In memoriam: State record snapping turtle, longtime Museum resident, passes

For immediate release ‐ January 14, 2022

Contact: Jon Pishney, 919.707.8083. Images available upon request

State record snapping turtle in 2015. Photo: Karen Swain/NCMNS.The state record snapping turtle on exhibit in 2015. Photo: Karen Swain/NCMNS.

After a lengthy battle with myriad health issues, the largest specimen of Chelydra serpentina (Common Snapping Turtle) known from North Carolina was humanely euthanized by the Museum’s Veterinary Sciences team on January 4, 2022.

The specimen, a large (69.8 pounds) and probably very old male, was originally taken on a trotline in a farm pond in Rockingham Co. in 2012. The collector, who was trapping snappers for food, did not want to eat such an impressively large and old turtle, and did not want him to be caught and eaten by anyone else, so he was happy to donate him to the Museum where he could enjoy an easy life for his final years.

The giant snapper was maintained by the Museum’s Living Collections staff and was on public display in the Mountains to the Sea exhibit on the second floor of the NEC for much of that time.
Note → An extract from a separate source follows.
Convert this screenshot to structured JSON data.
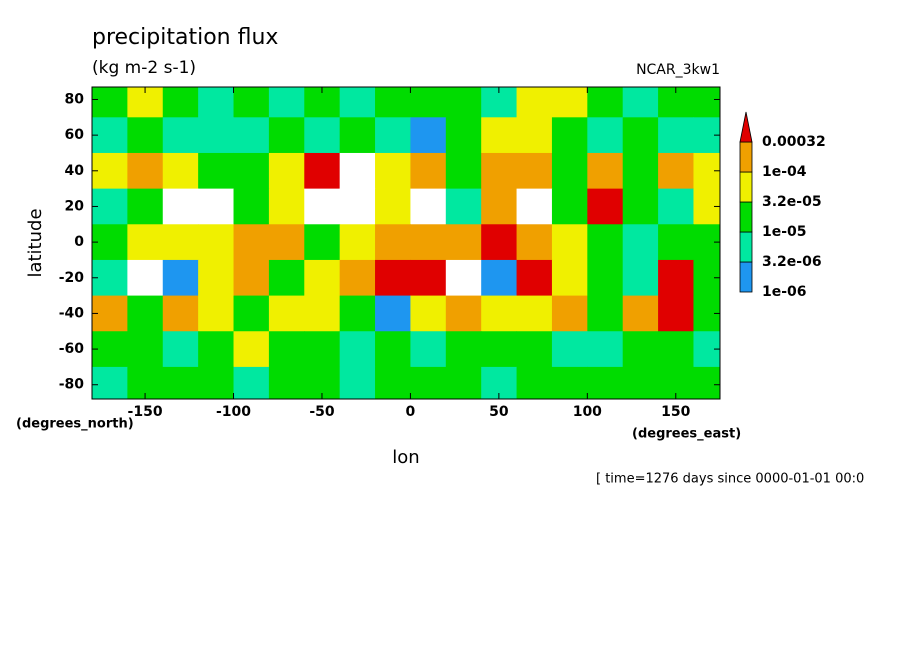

A smaller but still impressive snapping turtle was moved to that exhibit in July 2020 while the giant was moved behind the scenes where he was closely monitored and accessible for veterinary exams and treatment.

But the story doesn’t end with his passing; the turtle was swiftly preserved in fluid, and is now the largest such specimen in the Museum’s research collections. Additionally, tissue samples from the turtle were collected and sent to the North Carolina State University College of Veterinary Medicine’s Exotic Species Cancer Research Alliance. The goal, according to Dr. Tara Harrison, Associate Professor of Zoo and Exotic Animal Medicine, is to find out how the turtle’s cancer is similar to humans’ and ultimately to test the cancer cells’ response to various types of cancer treatments.

“This was a special animal,” added Jeff Beane, the Museum’s Collections Manager for Herpetology. “A lot of staff were sad to see him go.”